Après les séries b, place aux séries B-orgie(a)s
Parce que c'est dans les vieux pots qu'on fait les meilleures soupes, les vendeurs de rêves que sont les réalisateurs, auteurs, scénaristes.... ont fait du dépoussiérage de reliques un fonds de commerce lucratif.
L'idée n'est pas nouvelle, elle a déjà fait ses preuves, et avec les moyens modernes on réinvente des codes esthétiques qui donnent à ces séries un charme nouveau.
Ça peut donner du très bon, mais on en vient à être exigeant.
C'est ce contexte qui dessert la série The borgias : si elle était sortie il y a quelques années : avant Rome, les tudors, game of thrones et cie, on aurait sans doute crié au chef d'œuvre.
Au lieu de quoi on est blasé, et juste assez amusé de la série.
Pourtant, tout n'est pas à jeter :
L'histoire de base est fascinante : déjà à l'époque l'ascension de la famille Borgia, pleine d'ambition, de scandales, de manipulation politique, a fait l'objet de tant de rumeurs qu'on ne saura jamais dissocier la vérité du fantasme.

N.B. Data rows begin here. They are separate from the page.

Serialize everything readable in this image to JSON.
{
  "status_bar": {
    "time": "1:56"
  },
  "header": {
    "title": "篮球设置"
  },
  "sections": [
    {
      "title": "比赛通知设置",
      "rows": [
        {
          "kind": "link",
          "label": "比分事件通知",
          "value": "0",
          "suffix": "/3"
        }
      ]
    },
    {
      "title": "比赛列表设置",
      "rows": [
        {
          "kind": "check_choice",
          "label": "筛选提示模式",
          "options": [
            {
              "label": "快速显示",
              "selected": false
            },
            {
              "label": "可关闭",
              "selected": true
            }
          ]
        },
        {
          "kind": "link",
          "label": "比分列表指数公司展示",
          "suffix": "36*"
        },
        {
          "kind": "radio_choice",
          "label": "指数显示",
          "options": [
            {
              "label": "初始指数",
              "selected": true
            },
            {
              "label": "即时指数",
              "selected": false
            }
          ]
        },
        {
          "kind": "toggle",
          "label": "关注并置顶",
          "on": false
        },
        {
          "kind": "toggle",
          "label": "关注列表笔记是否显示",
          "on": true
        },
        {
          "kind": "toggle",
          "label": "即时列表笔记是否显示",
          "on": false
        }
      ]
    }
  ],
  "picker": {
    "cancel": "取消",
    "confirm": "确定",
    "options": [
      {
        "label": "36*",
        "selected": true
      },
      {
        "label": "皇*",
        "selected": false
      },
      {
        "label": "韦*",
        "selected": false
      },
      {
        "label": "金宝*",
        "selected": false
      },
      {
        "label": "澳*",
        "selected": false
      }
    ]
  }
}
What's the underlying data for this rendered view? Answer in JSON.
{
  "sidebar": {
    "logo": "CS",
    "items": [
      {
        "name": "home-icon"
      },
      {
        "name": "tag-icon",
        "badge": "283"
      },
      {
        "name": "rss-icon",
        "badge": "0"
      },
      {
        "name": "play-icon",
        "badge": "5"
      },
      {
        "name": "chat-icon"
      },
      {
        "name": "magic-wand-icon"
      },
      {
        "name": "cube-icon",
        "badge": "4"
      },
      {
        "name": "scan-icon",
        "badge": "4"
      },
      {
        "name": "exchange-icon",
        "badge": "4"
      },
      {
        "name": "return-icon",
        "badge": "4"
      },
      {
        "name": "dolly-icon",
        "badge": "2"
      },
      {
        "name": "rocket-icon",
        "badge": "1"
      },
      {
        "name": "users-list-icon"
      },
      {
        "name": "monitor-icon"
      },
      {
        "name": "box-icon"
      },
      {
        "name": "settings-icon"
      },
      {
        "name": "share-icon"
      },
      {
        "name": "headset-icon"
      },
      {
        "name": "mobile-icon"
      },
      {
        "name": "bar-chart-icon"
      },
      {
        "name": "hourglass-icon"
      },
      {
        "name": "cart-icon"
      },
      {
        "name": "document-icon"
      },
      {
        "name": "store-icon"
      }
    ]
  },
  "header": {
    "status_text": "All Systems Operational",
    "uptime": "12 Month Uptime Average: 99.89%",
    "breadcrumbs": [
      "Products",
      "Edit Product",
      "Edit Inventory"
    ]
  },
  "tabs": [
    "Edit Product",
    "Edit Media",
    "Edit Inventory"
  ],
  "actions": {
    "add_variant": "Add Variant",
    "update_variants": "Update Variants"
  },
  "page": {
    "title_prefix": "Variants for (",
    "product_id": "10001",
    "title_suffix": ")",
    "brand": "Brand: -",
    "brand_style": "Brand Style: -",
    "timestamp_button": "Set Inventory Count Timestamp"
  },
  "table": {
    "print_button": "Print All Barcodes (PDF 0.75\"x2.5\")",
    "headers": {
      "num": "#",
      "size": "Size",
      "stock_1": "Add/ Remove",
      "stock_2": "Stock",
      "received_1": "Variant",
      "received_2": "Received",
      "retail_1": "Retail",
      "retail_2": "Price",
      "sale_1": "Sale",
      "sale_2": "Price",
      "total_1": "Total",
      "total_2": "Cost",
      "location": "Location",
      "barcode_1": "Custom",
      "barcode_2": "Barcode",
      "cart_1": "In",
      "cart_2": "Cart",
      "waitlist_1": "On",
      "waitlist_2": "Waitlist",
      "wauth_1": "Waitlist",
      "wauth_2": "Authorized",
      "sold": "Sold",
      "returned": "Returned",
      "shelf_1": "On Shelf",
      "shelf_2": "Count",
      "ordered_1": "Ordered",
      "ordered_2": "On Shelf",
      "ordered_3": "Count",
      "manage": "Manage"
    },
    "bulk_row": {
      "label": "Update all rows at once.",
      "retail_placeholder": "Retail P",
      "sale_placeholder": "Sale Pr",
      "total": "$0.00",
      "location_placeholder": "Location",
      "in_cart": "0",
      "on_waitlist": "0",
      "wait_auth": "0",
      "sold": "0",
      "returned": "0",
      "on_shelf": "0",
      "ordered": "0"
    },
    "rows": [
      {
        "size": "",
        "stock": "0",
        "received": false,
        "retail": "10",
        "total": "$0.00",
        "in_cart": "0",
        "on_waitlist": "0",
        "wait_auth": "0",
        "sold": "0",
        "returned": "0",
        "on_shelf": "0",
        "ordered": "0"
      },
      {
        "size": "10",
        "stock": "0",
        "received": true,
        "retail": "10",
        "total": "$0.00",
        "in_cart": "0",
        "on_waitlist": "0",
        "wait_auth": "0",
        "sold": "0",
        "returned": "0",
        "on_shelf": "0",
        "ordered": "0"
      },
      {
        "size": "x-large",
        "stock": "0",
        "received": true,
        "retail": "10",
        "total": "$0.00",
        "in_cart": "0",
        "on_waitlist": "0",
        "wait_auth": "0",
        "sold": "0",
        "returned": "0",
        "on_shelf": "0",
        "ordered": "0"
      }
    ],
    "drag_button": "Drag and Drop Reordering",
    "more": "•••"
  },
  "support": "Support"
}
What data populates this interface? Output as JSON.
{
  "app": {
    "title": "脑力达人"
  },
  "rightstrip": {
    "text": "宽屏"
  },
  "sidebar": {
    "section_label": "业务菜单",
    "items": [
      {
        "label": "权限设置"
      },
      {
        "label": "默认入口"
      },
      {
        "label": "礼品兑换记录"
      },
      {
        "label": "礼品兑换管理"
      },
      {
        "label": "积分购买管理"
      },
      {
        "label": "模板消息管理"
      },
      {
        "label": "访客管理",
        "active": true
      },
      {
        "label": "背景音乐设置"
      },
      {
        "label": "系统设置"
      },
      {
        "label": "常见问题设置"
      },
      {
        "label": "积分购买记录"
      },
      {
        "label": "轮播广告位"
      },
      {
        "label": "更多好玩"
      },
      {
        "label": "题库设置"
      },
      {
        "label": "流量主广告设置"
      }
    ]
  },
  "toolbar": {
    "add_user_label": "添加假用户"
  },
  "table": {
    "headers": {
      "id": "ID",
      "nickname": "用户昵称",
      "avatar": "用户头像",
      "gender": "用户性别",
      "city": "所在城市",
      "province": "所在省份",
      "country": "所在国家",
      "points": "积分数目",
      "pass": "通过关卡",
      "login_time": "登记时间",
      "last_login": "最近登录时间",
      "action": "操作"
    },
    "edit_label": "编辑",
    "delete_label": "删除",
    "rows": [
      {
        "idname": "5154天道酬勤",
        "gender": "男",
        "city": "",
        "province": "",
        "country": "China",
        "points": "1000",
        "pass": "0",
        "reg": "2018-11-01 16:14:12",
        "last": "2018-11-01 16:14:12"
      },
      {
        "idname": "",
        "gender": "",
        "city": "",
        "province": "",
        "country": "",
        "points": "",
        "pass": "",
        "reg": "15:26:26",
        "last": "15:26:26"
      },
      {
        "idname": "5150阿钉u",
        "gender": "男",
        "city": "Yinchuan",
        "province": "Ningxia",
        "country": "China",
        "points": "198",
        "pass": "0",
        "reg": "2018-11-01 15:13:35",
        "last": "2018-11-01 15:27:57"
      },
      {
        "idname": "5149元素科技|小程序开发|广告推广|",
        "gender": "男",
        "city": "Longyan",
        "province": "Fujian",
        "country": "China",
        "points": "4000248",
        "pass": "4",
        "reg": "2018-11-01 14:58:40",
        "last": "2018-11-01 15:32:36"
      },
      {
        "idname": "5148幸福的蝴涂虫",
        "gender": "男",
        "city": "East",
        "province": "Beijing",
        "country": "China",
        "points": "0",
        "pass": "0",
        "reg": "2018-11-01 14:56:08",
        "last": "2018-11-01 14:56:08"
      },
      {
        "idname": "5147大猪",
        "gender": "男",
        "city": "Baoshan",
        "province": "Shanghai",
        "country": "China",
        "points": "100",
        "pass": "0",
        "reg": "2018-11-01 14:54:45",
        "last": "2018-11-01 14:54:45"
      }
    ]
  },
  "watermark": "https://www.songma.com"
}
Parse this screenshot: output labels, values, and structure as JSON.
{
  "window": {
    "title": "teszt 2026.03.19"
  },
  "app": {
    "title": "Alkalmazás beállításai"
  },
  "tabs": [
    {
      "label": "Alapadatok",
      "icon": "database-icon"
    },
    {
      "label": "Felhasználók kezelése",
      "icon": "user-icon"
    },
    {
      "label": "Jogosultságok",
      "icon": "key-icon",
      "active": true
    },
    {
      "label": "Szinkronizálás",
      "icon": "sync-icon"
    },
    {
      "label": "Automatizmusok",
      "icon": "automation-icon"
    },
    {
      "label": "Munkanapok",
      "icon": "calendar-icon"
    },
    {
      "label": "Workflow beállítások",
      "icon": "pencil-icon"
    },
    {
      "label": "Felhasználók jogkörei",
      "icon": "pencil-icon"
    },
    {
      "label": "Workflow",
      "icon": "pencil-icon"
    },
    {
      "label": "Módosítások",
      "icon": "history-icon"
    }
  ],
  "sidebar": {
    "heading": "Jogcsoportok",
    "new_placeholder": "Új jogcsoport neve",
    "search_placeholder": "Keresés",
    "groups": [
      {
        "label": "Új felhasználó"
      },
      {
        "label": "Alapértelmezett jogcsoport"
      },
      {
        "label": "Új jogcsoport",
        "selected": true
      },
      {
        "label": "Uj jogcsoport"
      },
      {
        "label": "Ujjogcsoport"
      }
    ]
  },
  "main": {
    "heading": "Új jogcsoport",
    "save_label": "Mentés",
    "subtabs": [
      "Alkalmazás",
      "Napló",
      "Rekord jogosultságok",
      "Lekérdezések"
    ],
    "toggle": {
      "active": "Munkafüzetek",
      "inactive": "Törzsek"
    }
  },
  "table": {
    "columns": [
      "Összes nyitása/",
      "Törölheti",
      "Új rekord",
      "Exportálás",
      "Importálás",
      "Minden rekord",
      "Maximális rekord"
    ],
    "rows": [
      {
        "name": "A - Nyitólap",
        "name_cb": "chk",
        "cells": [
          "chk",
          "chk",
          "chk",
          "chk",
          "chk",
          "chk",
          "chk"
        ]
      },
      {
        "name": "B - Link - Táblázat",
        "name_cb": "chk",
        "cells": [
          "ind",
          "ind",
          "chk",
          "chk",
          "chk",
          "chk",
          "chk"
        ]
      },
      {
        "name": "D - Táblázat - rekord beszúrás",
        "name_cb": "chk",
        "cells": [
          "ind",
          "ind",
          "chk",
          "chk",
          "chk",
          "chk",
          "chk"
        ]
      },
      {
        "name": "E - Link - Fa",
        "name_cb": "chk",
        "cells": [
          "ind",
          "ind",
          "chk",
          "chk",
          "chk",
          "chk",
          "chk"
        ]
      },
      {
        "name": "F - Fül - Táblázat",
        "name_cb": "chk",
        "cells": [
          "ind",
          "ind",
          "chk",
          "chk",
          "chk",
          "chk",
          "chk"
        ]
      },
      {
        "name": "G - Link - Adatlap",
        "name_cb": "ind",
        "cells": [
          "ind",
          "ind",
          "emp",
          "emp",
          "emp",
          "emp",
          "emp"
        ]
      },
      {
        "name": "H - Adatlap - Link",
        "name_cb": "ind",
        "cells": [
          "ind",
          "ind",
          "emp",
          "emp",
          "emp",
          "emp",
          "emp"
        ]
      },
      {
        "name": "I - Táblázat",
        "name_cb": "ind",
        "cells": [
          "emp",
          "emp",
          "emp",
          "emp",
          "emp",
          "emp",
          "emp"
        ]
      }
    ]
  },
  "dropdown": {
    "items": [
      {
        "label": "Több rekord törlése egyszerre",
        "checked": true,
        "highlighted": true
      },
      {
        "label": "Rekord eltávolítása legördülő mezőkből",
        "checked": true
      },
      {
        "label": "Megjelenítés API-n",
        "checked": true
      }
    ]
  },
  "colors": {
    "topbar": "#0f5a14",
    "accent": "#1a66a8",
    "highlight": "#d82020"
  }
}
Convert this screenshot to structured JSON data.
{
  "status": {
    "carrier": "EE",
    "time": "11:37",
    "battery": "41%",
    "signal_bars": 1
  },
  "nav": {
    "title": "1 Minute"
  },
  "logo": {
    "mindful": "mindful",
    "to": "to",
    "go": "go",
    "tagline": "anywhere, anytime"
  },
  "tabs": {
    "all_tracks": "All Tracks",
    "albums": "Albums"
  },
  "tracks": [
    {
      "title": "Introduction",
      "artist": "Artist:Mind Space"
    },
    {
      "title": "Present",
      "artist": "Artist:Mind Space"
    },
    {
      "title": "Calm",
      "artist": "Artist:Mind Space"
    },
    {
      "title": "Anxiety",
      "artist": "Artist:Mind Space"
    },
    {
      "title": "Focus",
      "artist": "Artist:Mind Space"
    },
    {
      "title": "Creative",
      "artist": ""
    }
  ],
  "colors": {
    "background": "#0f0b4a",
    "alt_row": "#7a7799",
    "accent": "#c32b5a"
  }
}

Cette base est propice à l'interprétation, et permet aux réalisateurs de réinventer les personnages autour des faits avérés.
C'est un matériau rêvé : sans faire trop d'effort les personnages dramatiques existent déjà.
L'époque est aussi un régal : j'imagine que pour les décorateurs et costumiers, travailler sur la renaissance italienne, ça demande beaucoup de travail mais ça doit être un grand plaisir.
Les décors et costumes sont globalement réussis, avec un petit bémol : parfois comme l'impression que certains costumes sont « faux », ou certains accessoires (les bagues des cardinaux et/ou du pape me laissent une impression de toc par moment). La photographie est belle, mais pas autant qu'on pourrait s'y attendre, c'est comme si on était face à un beau gâteau mais mal cuit, un produit prometteur mais pas tout à fait terminé.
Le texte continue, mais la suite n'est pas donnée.